Malacañang is unwavering in its optimism that the economy will fare better in the coming months even as it cited the slight improvement in the latest unemployment data.
The labor office reported that the unemployment rate in April was at 7 percent compared with 7.5 percent recorded in April 2013.
Presidential Communications Secretary Herminio Coloma Jr. also said that even the underemployment rate improved to 18.2 percent in April 2014. Compared to year-ago levels the underemployment rate was 19.2 percent.
“These positive indicators bode well for a higher GDP (gross domestic product) growth rate in the succeeding quarters,” Coloma told reporters.
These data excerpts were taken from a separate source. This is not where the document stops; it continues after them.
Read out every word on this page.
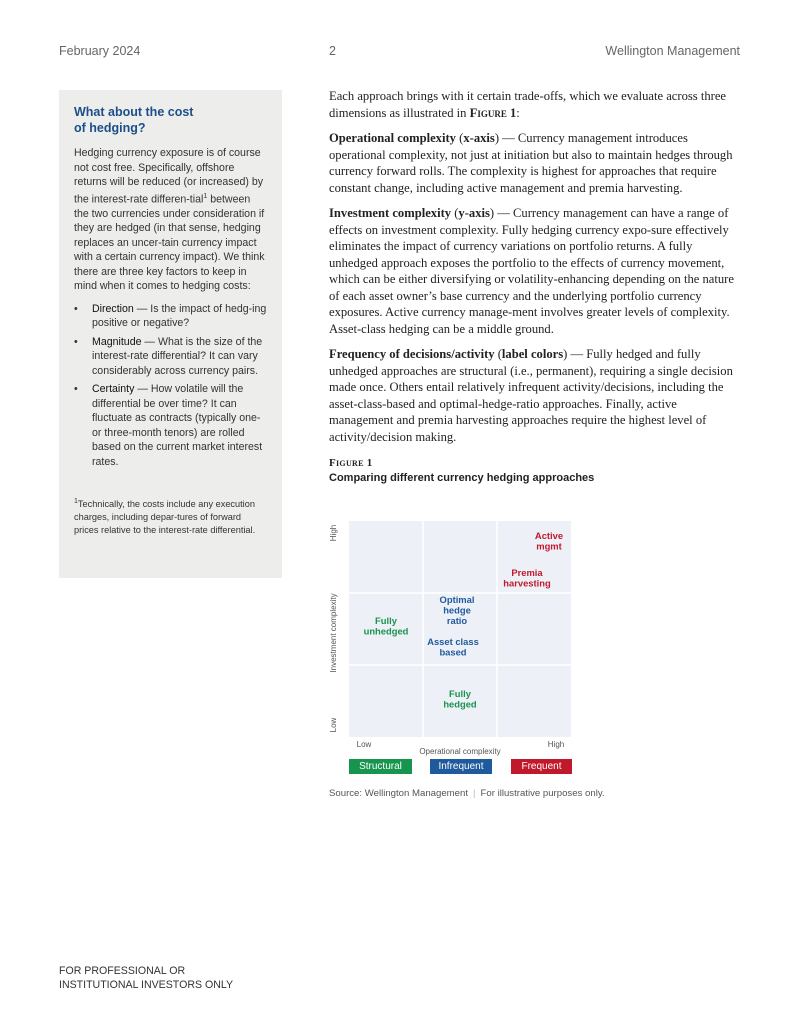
February 2024	2	Wellington Management
What about the cost
of hedging?

Hedging currency exposure is of course not cost free. Specifically, offshore returns will be reduced (or increased) by the interest-rate differen-tial$^1$ between the two currencies under consideration if they are hedged (in that sense, hedging replaces an uncer-tain currency impact with a certain currency impact). We think there are three key factors to keep in mind when it comes to hedging costs:

• Direction — Is the impact of hedg-ing positive or negative?
• Magnitude — What is the size of the interest-rate differential? It can vary considerably across currency pairs.
• Certainty — How volatile will the differential be over time? It can fluctuate as contracts (typically one- or three-month tenors) are rolled based on the current market interest rates.
$^1$Technically, the costs include any execution charges, including depar-tures of forward prices relative to the interest-rate differential.

Each approach brings with it certain trade-offs, which we evaluate across three dimensions as illustrated in Figure 1:

Operational complexity (x-axis) — Currency management introduces operational complexity, not just at initiation but also to maintain hedges through currency forward rolls. The complexity is highest for approaches that require constant change, including active management and premia harvesting.

Investment complexity (y-axis) — Currency management can have a range of effects on investment complexity. Fully hedging currency expo-sure effectively eliminates the impact of currency variations on portfolio returns. A fully unhedged approach exposes the portfolio to the effects of currency movement, which can be either diversifying or volatility-enhancing depending on the nature of each asset owner’s base currency and the underlying portfolio currency exposures. Active currency manage-ment involves greater levels of complexity. Asset-class hedging can be a middle ground.

Frequency of decisions/activity (label colors) — Fully hedged and fully unhedged approaches are structural (i.e., permanent), requiring a single decision made once. Others entail relatively infrequent activity/decisions, including the asset-class-based and optimal-hedge-ratio approaches. Finally, active management and premia harvesting approaches require the highest level of activity/decision making.

Figure 1
Comparing different currency hedging approaches
Active
mgmt
Premia
harvesting
Optimal
hedge
ratio
Asset class
based
Fully
unhedged
Fully
hedged
Low	High
Operational complexity
High
Low
Investment complexity
Structural	Infrequent	Frequent
Source: Wellington Management | For illustrative purposes only.
FOR PROFESSIONAL OR
INSTITUTIONAL INVESTORS ONLY
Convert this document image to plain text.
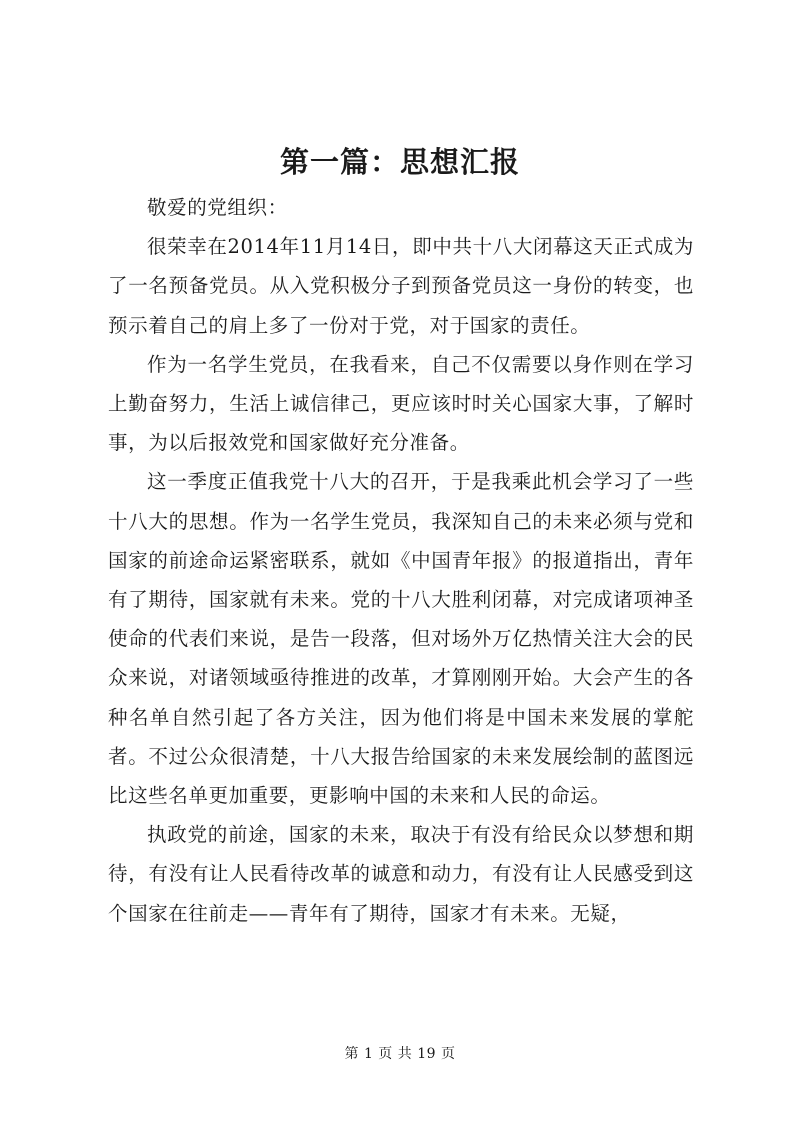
第一篇：思想汇报

敬爱的党组织：

很荣幸在2014年11月14日，即中共十八大闭幕这天正式成为了一名预备党员。从入党积极分子到预备党员这一身份的转变，也预示着自己的肩上多了一份对于党，对于国家的责任。

作为一名学生党员，在我看来，自己不仅需要以身作则在学习上勤奋努力，生活上诚信律己，更应该时时关心国家大事，了解时事，为以后报效党和国家做好充分准备。

这一季度正值我党十八大的召开，于是我乘此机会学习了一些十八大的思想。作为一名学生党员，我深知自己的未来必须与党和国家的前途命运紧密联系，就如《中国青年报》的报道指出，青年有了期待，国家就有未来。党的十八大胜利闭幕，对完成诸项神圣使命的代表们来说，是告一段落，但对场外万亿热情关注大会的民众来说，对诸领域亟待推进的改革，才算刚刚开始。大会产生的各种名单自然引起了各方关注，因为他们将是中国未来发展的掌舵者。不过公众很清楚，十八大报告给国家的未来发展绘制的蓝图远比这些名单更加重要，更影响中国的未来和人民的命运。

执政党的前途，国家的未来，取决于有没有给民众以梦想和期待，有没有让人民看待改革的诚意和动力，有没有让人民感受到这个国家在往前走——青年有了期待，国家才有未来。无疑，

第 1 页 共 19 页
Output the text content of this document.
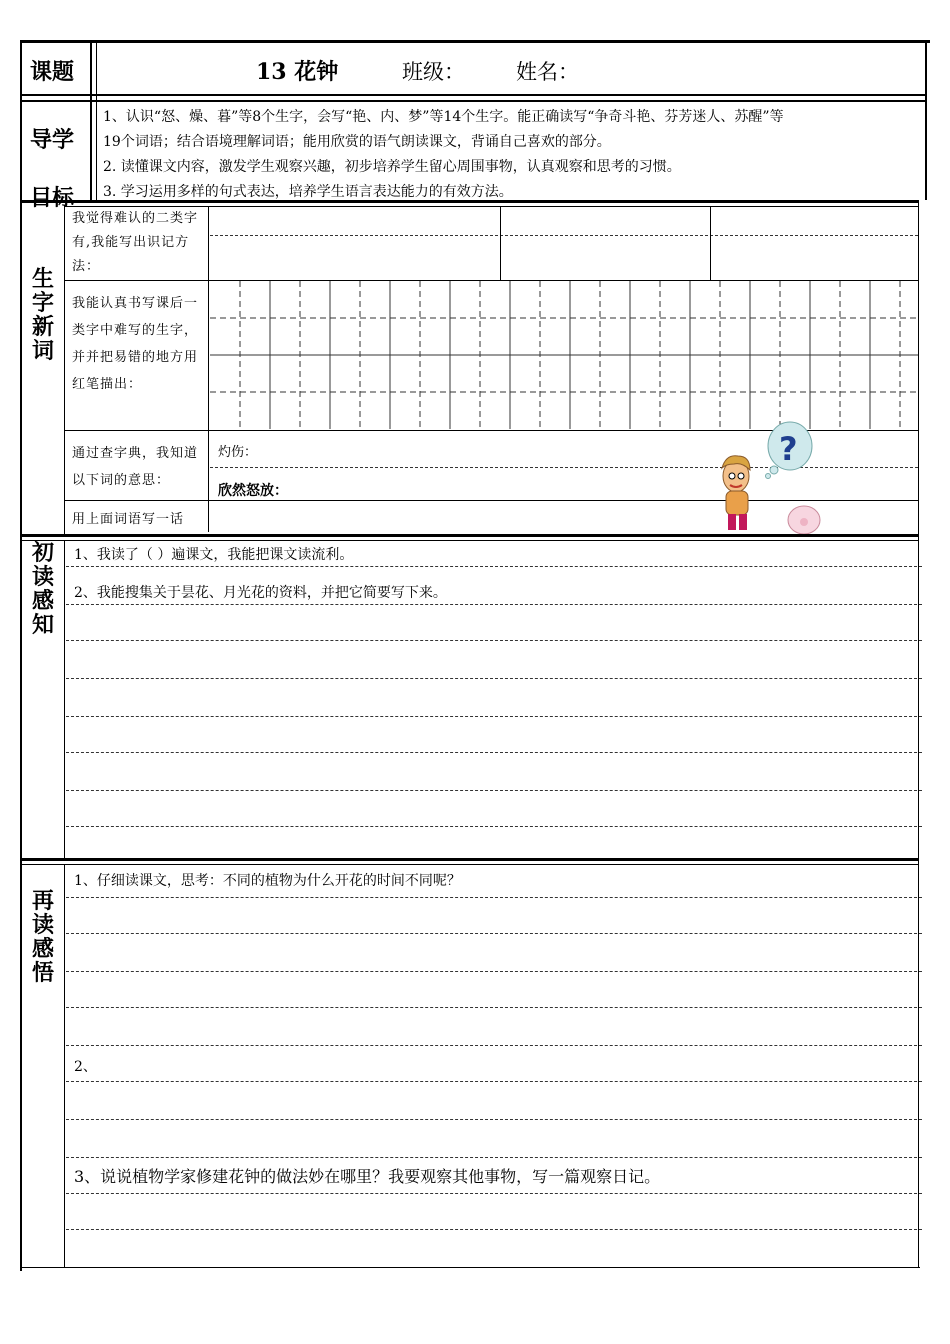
课题	13 花钟	班级： 姓名：
导学
目标
1、认识“怒、燥、暮”等8个生字，会写“艳、内、梦”等14个生字。能正确读写“争奇斗艳、芬芳迷人、苏醒”等
19个词语；结合语境理解词语；能用欣赏的语气朗读课文，背诵自己喜欢的部分。
2. 读懂课文内容，激发学生观察兴趣，初步培养学生留心周围事物，认真观察和思考的习惯。
3. 学习运用多样的句式表达，培养学生语言表达能力的有效方法。
生字新词
我觉得难认的二类字有,我能写出识记方法：
我能认真书写课后一类字中难写的生字，并并把易错的地方用红笔描出：
通过查字典，我知道以下词的意思：
灼伤：
欣然怒放：
用上面词语写一话
?
初读感知
1、我读了（ ）遍课文，我能把课文读流利。
2、我能搜集关于昙花、月光花的资料，并把它简要写下来。
再读感悟
1、仔细读课文，思考：不同的植物为什么开花的时间不同呢？
2、
3、说说植物学家修建花钟的做法妙在哪里？我要观察其他事物，写一篇观察日记。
The Palace’s optimistic statement comes at the heels of reports that the economy slowed down to 5.7 percent in the first three months of the year from a high 7.7 percent during the same period in 2013.
First quarter GDP was the slowest in two years and officials said this is due to disruptions caused by super typhoon Yolanda.
The Philippines has fallen to third place in Asia’s growth race, behind Malaysia, which achieved economic growth of 6.2 percent in the January to March period, and China, which grew 7.4 percent.
The National Economic Development Authority (Neda) traced the slowdown to the damage on production capacities and disruption to agricultural supplies caused by the super typhoon that lashed Eastern Visayas in the central Philippines in November last year.
But Coloma insisted that the improved employment figures signified an improved economic performance in the coming months.
Neda reported that the improvement translates to about a total of 1.7 million in additional employed persons. According to Neda chief Arsenio Balisacan, the improvement in employment is broad-based, covering agriculture, industry, and the services sectors.